The number of fullerenes with a given even number of vertices grows quickly in the number of vertices; 26 is the largest number of vertices for which the fullerene structure is unique. The only two smaller fullerenes are the graph of the regular dodecahedron (a fullerene with 20 vertices) and the graph of the truncated hexagonal trapezohedron (a 24-vertex fullerene), which are the two types of cells in the Weaire–Phelan structure.

The 26-fullerene graph has many perfect matchings. One must remove at least five edges from the graph in order to obtain a subgraph that has exactly one perfect matching. This is a unique property of this graph among fullerenes in the sense that, for every other number of vertices of a fullerene, there exists at least one fullerene from which one can remove four edges to obtain a subgraph with a unique perfect matching.
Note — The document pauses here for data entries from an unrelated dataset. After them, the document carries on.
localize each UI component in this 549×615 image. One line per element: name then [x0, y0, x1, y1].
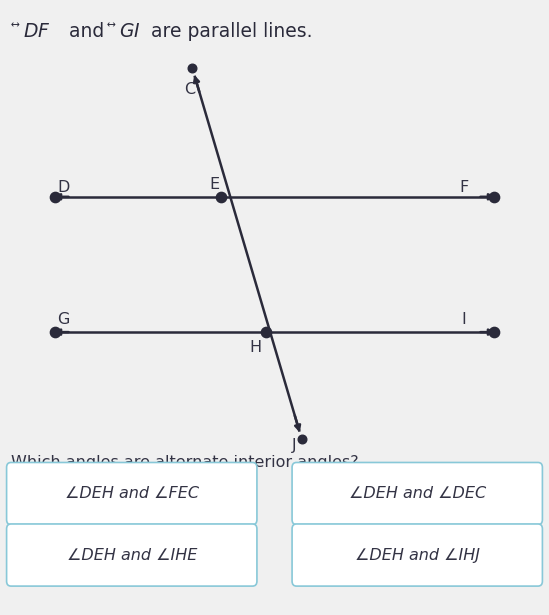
FancyBboxPatch shape [7, 524, 257, 586]
Point [188, 63, 197, 73]
Point [298, 434, 306, 444]
Text: ∠DEH and ∠IHJ: ∠DEH and ∠IHJ [355, 547, 480, 563]
Text: G: G [57, 312, 69, 327]
Text: Which angles are alternate interior angles?: Which angles are alternate interior angl… [11, 455, 358, 470]
Point [490, 327, 498, 337]
Point [51, 192, 59, 202]
Point [51, 327, 59, 337]
FancyBboxPatch shape [292, 524, 542, 586]
Text: ∠DEH and ∠FEC: ∠DEH and ∠FEC [65, 486, 199, 501]
Text: H: H [249, 340, 261, 355]
Text: F: F [460, 180, 468, 195]
Text: I: I [462, 312, 466, 327]
Point [262, 327, 271, 337]
Point [216, 192, 225, 202]
Text: $\overleftrightarrow{DF}$: $\overleftrightarrow{DF}$ [11, 22, 51, 41]
FancyBboxPatch shape [292, 462, 542, 525]
Text: C: C [184, 82, 195, 97]
Text: ∠DEH and ∠DEC: ∠DEH and ∠DEC [349, 486, 486, 501]
Text: $\overleftrightarrow{GI}$: $\overleftrightarrow{GI}$ [107, 22, 141, 41]
Text: and: and [63, 22, 110, 41]
Text: ∠DEH and ∠IHE: ∠DEH and ∠IHE [66, 547, 197, 563]
Point [490, 192, 498, 202]
Text: D: D [57, 180, 69, 195]
Text: J: J [292, 438, 296, 453]
Text: are parallel lines.: are parallel lines. [145, 22, 313, 41]
FancyBboxPatch shape [7, 462, 257, 525]
Text: E: E [209, 177, 219, 192]
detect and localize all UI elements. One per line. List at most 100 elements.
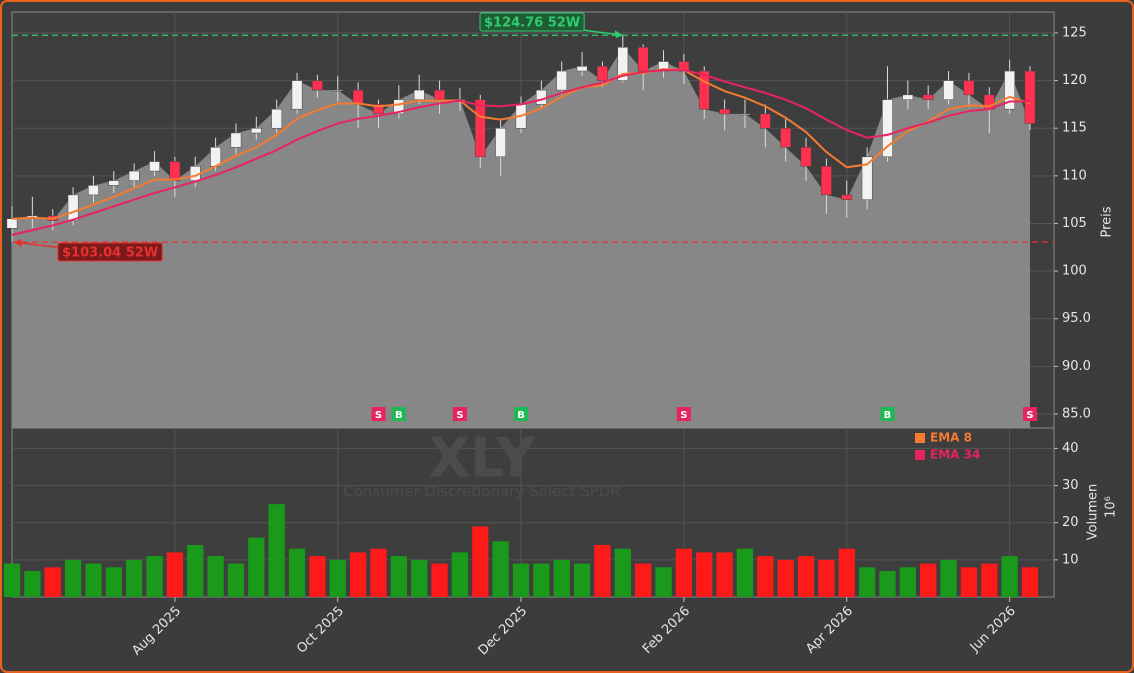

12-bit distance labels for the 26-fullerene graph, in hexadecimal

The vertices of the 26-fullerene graph can be labeled with sequences of 12 bits, in such a way that distance in the graph equals half of the Hamming distance between these bitvectors.
This can also be interpreted as an isometric embedding from the graph into a 12-dimensional taxicab geometry. The 26-fullerene graph is one of only five fullerenes with such an embedding.

==In popular culture==
In 2009, The New York Times published a puzzle involving Hamiltonian paths in this graph, taking advantage of the correspondence between its 26 vertices and the 26 letters of the English alphabet.